Shishkin did the forest (pine as well as birch) in all seasons, often spending the night alongside his equipment to get twilight or dawn effects. His Pine Forest, Viatka Province (1872) shows high summer. Rain in an Oak Forest (1891) is an astonishing virtuoso performance, presenting spring in saturated moisture and seeping, slithering, wetness and mud, as the downpour falls from the misty sky into the pattering leaves. His Winter Pine (1891), inspired by a verse of Lermontov, is a crunchy, moonlit December scene, the lone pine almost tottering from its weight of snow. Winter, painted the year before (St Petersburg, Russian Museum) conveys the claustrophobia of deep snow in limitless fir forest.

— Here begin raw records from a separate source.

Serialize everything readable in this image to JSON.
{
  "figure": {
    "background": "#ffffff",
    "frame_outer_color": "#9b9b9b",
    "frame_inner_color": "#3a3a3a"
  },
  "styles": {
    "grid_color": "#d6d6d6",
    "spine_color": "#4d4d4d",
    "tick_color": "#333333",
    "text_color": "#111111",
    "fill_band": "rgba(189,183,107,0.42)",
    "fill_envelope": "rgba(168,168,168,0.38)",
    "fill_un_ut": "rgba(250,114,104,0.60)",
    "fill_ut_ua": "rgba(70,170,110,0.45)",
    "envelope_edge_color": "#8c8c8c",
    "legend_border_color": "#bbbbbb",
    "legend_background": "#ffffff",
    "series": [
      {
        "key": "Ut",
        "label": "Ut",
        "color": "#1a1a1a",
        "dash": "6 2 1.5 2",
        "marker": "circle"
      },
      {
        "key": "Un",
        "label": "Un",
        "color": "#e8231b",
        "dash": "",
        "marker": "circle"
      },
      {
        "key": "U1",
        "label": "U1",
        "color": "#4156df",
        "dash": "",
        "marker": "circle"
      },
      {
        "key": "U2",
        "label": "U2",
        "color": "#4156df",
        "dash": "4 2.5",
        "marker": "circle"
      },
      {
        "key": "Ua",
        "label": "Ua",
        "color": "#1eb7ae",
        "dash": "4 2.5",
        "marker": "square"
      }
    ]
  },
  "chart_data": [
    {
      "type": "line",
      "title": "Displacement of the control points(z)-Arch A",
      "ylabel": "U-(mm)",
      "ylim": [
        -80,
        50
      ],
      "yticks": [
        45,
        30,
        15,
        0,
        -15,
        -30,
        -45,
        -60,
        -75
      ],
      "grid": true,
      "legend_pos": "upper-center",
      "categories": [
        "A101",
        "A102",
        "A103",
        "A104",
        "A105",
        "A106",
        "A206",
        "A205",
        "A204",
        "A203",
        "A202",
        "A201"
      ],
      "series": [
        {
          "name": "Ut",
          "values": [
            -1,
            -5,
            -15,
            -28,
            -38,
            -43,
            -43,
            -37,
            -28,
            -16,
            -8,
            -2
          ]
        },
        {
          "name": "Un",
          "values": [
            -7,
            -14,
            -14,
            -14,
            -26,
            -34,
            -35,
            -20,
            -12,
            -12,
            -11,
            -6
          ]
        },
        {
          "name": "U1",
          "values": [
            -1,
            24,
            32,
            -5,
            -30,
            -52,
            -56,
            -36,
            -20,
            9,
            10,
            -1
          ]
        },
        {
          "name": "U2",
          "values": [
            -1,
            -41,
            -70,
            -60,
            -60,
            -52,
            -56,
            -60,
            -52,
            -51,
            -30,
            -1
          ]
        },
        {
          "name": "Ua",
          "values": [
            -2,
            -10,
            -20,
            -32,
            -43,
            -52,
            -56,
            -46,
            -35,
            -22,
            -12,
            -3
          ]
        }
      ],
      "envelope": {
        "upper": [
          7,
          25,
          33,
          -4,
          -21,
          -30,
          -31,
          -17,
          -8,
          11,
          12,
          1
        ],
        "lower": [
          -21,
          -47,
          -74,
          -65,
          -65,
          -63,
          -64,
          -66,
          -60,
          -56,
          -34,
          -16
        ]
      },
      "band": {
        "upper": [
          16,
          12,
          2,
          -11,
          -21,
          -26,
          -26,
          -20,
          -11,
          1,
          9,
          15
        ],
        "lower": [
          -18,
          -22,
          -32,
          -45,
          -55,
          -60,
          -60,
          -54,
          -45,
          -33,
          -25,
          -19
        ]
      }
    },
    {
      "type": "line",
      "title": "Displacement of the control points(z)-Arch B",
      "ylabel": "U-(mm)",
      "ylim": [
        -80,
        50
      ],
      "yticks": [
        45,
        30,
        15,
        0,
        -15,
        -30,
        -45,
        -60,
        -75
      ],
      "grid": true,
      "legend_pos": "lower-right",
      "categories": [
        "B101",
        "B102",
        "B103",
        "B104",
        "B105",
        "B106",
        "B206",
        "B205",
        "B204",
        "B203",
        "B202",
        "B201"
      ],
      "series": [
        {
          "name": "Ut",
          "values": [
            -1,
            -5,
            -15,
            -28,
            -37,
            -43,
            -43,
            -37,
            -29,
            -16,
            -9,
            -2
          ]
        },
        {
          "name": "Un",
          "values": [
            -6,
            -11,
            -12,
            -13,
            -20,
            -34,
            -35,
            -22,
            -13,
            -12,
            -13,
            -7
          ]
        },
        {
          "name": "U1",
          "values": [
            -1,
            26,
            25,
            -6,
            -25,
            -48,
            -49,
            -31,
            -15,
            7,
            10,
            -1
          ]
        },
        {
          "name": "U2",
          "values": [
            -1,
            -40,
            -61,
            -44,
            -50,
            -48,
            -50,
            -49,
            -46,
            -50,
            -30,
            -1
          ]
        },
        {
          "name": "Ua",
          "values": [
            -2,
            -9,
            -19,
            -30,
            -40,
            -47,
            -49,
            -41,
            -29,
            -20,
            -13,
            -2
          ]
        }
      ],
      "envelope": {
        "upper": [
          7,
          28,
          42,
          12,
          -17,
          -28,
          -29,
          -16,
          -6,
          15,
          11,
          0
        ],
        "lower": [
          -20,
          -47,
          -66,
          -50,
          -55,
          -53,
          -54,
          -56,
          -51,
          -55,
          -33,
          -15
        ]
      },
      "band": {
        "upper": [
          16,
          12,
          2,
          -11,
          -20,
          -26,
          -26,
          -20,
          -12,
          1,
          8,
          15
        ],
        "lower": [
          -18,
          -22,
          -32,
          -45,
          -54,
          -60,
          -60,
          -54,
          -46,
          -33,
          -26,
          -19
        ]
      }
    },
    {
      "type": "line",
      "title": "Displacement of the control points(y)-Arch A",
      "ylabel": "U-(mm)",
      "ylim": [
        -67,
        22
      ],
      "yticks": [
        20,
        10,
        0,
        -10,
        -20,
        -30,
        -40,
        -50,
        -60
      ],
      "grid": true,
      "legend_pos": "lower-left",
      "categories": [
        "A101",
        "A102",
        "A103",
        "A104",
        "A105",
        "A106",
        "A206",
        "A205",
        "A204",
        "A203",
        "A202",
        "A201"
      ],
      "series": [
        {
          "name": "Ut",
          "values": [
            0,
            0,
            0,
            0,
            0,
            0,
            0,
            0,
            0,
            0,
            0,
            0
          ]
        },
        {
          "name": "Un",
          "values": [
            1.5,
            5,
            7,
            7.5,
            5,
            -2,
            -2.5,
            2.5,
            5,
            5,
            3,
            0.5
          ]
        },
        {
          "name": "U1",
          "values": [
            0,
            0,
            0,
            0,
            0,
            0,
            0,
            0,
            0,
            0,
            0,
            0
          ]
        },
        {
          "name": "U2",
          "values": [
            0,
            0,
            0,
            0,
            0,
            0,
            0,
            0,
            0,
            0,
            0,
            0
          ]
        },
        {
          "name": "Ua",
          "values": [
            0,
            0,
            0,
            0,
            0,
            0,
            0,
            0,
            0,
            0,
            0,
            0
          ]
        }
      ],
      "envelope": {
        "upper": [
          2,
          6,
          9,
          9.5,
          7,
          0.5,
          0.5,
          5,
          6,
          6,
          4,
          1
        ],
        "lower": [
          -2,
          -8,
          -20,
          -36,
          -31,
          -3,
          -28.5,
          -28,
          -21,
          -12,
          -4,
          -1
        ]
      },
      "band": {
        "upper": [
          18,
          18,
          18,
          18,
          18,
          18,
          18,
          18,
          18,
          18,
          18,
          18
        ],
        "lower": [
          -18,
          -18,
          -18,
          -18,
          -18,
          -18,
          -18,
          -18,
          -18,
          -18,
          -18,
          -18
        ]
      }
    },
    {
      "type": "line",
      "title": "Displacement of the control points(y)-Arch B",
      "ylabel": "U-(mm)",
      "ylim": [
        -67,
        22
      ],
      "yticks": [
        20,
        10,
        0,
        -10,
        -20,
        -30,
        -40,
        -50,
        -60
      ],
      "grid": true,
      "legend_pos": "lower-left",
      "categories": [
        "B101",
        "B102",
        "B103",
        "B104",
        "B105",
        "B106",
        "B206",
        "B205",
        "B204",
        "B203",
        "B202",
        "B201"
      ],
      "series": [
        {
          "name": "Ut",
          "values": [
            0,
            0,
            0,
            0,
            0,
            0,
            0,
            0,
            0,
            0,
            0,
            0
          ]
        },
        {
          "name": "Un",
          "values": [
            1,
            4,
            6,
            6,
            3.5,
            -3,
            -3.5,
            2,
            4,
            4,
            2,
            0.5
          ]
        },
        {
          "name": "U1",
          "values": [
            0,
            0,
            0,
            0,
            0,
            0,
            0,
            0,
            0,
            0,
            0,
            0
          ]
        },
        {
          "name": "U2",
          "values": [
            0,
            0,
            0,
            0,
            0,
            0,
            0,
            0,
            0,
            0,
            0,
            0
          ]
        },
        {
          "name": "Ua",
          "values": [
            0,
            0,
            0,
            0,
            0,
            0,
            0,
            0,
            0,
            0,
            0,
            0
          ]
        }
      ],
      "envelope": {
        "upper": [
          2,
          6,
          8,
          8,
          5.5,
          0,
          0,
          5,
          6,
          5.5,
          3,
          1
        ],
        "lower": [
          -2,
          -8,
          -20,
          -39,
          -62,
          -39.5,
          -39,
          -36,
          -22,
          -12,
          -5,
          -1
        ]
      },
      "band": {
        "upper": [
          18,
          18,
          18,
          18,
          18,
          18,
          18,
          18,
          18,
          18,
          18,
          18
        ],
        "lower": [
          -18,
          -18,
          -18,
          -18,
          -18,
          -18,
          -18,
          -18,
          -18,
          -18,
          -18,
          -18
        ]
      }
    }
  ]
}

It should be added, however, that Shishkin, like some of the Americans, liked to break out of the enclosing forest and show the sheer breadth and depth of the great land. One of his earliest successes came in 1866 with Midday: Countryside Near Moscow, where tiny peasants with scythes walk near a cornfield under a towering cumulus sky which occupies four-fifths of the work. In Across the Vale (1883, Kyiv Museum), he produced a gigantic canvas showing a lone high oak against a background of endless plain through which a river slowly curves. He gets the same effect of immense depth and distance in On the Shore of the Gulf of Finland, using grey-blue seas and skies, and the serrated cliffs over the beach, tiny figures walking along them. But in his last work, Grove of Trees Like Masts (1898; both Russian Museum), he is back in the forest again, in total silence, still light, infinite, semi-darkness, and stillness.